A dictionary is at the end for reference to biology terms.

Inspiration

We're at a hackathon right? So I thought, why stop at coding with 1s and 0s when we can code with A, T, G, and C? 🧬 Genetic engineering is a cornerstone of the modern world, whether its for agriculture, medicine, and more; but let's face it, it's got a bit of a learning curve. That's where GenomIQ comes in. I wanted to create a tool that lets anyone – yes, even you – play around with editing plasmids and dive into genetic engineering. But here's the kicker: we're not just making it easier, we're turbocharging it with the expressive ability of LLMs to potentially generate functional protein-coding DNA strings.

What it does

GenomIQ streamlines plasmid engineering by combining AI-powered gene generation with a curated gene database. It uses a custom-finetuned Cohere model to create novel DNA sequences, validated for biological plausibility via AlphaFold 2 and iterated on. Alternatively, you can rapidly search for existing genes stored in our Chroma vectordb. The platform automatically optimizes restriction sites and integrates essential genetic elements. Users can easily design, modify, and export plasmids ready for real-world synthesis, bridging the gap between computational design and practical genetic engineering.

How I built it

This is a Flask web app built with python, and vanilla html/css/js on the frontend. The vectordb is powered by Chroma. LLM is Cohere fine tuned on a short custom dataset included in the github repo. Restriction sites are automatically scored and sorted based on usefulness for clean insertion. Verification is performed by a local instance of Alphafold 2, which based on the provided DNA sequence will give you a structure file. I found a website that implements Prosa, a scoring metric for proteins, and built a web scrapper/bot that uploads your structure file and gathers the z-score from there. The plasmid viewer is a canvas that is updated whenever a route returns new features.

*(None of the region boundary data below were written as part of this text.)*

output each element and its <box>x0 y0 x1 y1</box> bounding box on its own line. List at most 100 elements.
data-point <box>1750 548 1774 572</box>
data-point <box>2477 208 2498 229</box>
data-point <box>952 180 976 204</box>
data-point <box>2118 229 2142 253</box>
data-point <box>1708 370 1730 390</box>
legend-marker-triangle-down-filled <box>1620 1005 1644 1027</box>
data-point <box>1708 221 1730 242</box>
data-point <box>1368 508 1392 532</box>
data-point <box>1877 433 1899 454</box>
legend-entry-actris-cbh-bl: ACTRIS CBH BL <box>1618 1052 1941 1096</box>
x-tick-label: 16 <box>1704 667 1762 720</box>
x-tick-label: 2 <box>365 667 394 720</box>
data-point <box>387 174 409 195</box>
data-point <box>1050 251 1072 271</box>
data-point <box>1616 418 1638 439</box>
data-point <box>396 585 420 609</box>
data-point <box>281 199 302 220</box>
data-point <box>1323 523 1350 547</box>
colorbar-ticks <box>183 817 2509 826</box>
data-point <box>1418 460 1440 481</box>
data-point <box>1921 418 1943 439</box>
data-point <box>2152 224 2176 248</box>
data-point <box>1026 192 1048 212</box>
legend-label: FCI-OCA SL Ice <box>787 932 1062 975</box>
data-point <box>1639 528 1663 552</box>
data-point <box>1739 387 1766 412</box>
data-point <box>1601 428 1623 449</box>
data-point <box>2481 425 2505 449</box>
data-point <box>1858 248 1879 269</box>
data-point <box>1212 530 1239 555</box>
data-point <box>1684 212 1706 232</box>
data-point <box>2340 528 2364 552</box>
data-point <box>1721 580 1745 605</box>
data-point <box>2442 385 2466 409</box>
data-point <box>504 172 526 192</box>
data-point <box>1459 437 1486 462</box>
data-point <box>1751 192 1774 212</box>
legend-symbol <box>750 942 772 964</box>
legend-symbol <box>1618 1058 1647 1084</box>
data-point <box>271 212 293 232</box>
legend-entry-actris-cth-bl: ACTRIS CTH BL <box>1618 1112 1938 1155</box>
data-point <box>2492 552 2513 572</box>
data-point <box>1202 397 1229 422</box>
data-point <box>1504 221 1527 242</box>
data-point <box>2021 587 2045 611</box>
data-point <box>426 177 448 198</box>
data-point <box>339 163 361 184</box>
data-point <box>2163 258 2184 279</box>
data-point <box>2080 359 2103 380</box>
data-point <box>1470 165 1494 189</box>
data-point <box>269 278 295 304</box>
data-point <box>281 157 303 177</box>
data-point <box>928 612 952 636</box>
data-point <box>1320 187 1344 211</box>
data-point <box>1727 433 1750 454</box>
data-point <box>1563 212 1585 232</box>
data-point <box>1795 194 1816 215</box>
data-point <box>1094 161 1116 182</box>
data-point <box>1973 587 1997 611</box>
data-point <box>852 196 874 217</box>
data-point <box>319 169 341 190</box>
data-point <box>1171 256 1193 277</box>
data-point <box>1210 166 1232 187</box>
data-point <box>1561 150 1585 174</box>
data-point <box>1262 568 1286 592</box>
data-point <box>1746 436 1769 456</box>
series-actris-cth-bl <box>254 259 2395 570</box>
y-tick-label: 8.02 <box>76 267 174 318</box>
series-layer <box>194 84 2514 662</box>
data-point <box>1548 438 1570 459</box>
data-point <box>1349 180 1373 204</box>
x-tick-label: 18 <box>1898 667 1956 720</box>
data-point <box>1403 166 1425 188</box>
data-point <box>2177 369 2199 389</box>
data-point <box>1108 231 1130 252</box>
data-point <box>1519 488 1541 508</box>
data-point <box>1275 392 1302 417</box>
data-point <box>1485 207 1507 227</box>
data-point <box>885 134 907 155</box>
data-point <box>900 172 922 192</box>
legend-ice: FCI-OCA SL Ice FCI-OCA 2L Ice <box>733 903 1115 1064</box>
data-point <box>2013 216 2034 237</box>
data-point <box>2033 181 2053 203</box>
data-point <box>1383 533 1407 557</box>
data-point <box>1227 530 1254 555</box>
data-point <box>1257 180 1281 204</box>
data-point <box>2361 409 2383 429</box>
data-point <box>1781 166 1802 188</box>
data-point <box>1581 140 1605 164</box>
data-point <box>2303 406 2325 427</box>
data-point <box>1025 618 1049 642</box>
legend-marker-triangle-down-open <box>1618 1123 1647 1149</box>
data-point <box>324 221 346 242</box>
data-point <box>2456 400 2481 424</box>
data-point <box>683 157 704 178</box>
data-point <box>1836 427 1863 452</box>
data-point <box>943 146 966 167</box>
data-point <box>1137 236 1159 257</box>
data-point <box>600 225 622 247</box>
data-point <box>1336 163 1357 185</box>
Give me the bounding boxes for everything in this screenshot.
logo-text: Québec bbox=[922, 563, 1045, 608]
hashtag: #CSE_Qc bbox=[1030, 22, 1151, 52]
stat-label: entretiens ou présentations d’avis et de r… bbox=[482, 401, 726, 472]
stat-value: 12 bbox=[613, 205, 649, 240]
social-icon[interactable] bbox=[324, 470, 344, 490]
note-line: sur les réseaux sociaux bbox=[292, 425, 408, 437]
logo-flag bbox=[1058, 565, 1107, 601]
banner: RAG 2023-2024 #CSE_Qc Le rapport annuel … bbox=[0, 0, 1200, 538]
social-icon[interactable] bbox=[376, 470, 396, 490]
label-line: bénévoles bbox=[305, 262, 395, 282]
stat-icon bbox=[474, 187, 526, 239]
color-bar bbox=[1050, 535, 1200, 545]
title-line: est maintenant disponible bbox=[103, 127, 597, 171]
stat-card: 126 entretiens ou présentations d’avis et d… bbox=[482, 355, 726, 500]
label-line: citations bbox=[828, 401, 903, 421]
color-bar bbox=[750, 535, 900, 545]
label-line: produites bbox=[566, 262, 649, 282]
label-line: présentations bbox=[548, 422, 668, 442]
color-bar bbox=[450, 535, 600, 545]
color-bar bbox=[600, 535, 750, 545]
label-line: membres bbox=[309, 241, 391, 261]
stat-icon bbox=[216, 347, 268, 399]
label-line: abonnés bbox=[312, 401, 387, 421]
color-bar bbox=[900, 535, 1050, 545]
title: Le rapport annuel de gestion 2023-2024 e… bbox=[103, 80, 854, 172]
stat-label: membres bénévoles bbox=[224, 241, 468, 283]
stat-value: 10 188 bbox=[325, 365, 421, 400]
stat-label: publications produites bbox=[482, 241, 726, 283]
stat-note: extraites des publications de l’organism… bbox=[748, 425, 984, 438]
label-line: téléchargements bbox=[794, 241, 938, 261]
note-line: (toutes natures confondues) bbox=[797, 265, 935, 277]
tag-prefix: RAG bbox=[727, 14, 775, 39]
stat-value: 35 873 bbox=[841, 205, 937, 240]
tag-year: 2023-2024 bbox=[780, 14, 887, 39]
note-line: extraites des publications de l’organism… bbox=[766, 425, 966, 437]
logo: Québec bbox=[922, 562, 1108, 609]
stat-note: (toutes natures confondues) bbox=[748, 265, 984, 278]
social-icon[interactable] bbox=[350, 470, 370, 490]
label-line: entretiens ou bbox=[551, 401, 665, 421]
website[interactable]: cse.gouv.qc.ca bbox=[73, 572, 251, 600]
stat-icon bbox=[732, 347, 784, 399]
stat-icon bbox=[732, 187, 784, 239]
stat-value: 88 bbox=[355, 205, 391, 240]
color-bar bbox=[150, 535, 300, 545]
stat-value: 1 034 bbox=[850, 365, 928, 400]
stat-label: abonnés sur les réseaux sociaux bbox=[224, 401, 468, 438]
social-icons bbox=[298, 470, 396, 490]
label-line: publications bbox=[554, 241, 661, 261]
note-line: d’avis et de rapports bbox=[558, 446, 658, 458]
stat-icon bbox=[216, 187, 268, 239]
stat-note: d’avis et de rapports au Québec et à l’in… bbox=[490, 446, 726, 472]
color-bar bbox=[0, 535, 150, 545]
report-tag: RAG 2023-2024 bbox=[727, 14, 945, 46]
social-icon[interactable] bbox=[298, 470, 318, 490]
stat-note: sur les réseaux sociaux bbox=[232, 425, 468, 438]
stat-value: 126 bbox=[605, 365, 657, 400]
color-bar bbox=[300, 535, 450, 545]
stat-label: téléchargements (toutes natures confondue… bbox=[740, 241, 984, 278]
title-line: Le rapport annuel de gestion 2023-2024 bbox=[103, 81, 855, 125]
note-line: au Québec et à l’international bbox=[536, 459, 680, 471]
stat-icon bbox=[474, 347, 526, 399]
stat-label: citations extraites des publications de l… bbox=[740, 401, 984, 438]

The repo also includes a file for a short fine tuning dataset builder tool with a GUI, that I put together to make it easier to fine tune my model.

I developed a benchmark set and performed an evaluation of the standard cohere model vs the fine tuned model, and compared their z-score across. As displayed in the image, the fine tune is much more capable of producing biologically plausible strings of DNA. Benchmark results

Challenges I ran into

Cohere api timeouts: lots of requests would not work randomly, had to use threading to check how long it was running, and be able to cut it off if it takes too long.

Frontend as a whole was a big challenge, I have hardly built web apps before so this was a lot of back and forth, wondering why X element wont go to the center of the page no matter how hard I try.

Accomplishments that I'm proud of

Building a cool project in a day and a half :)

What I learned

Vector db, alphafold, genetic engineering,

What's next for GenomIQ

I want to evaluate what a tool like GenomIQ's place in the world could be. I want to reach out to people who would be interested in such a tool, and see what direction to take it in. There are a lot of improvements that can be made, as well as opportunity for some incredible new features.

Dictionary

Plasmid: Small circular ring of DNA. These are typically cut up and have new genes inserted into them. Afterwards, these plasmids are inserted into organisms like yeast, bacteria, etc who will now express the new gene.

Restriction site: The zones on the plasmid where we do the cutting. Some sites are more desirable than others, typically given by uniqueness (only want to cut in one spot) and distance from other genes/features (don't want to cut up something important).

Sorry if any of this seems jumbled... im really tired.